In operation, the voltage developed across resistor R3 is proportional to the cathode current. This voltage, for a stable transconductance, should be in a stable relationship with respect to input voltage at terminal 81, and R3 is selected empirically at a value, typically about 2K ohms, which generates a sample voltage nominally equal to the input voltage at terminal 81. When a deviation exists between the inputs to transistors 82 and 83, the output of the differential amplifier adjusts up or down to correct for the difference, thereby adjusting control of the drive to grid 1 and correcting for drifts in the kinescope transconductance.
A characteristic of the circuit of FIG. 4 is that it linearizes the electron gun transfer function which normally is non-linear, the non-linear function conventionally being known as the "gamma" of the kinescope. Television video signals are conventionally precorrected for the gamma of the kinescope. In a color kinescope the gamma may be different for each gun, making it difficult to match the effective light output attributable to each gun over the grey scale; a problem known as "tracking" in the prior art. The present invention allows use of an inverse gamma circuit (which eliminates the precorrection in the conventional television signal) and the linearized gun transfer functions reduce tracking problems.

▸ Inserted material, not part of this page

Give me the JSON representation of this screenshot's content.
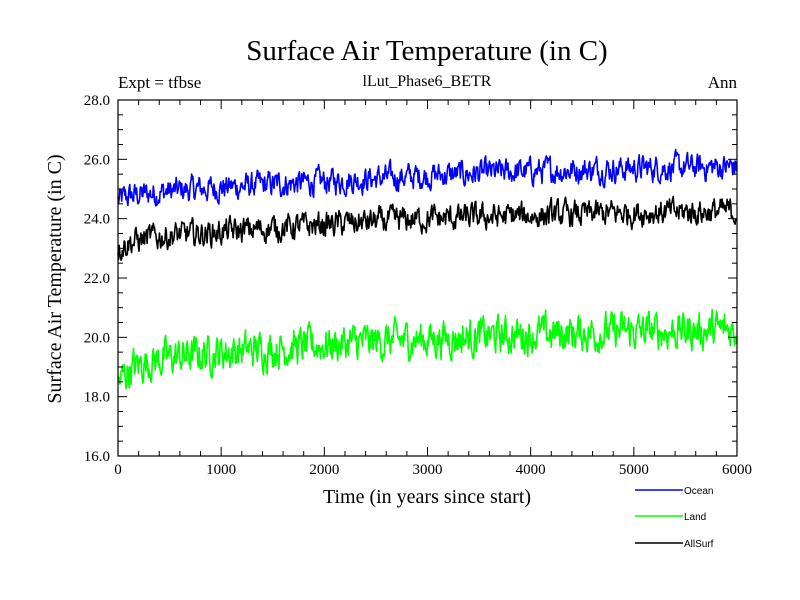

The invention has been described with referenec to particular embodiments, but it will be understood that variations within the spirit and scope of the invention will occur to those skilled in the art. For example, the circuits of the "constant current" generator FIG. 3 or the differential amplifier of FIG. 4 may be of other suitable forms. Also, in the embodiment of FIG. 2, sampling could be achieved during any suitable blanking or active period. The beam could be deflected off the tube face during sampling time to avoid displaying the trace during this time. Finally, stabilization of cathode temperatures could be achieved directly, such as by providing heater/thermistor stabilization circuits for each cathode. A suitable circuit is shown in FIG. 5 wherein a negative temperature coefficient thermistor 101 is attached to the cathode metal. V0 is a precision voltage source providing a voltage typically in the range 5-12 volts and R0 is selected as being substantially equal to the resistance of the thermistor at nominal cathode temperature. If the cathode becomes unduly hot, the resistance of thermistor 101 will decrease which, in turn, causes the voltage at terminal 103 to decrease. This results in a decreased output of operational amplifier 102, so that the cathode heater drive is reduced, as desired. Insufficient cathode temperature can be seen to cause the opposite effect.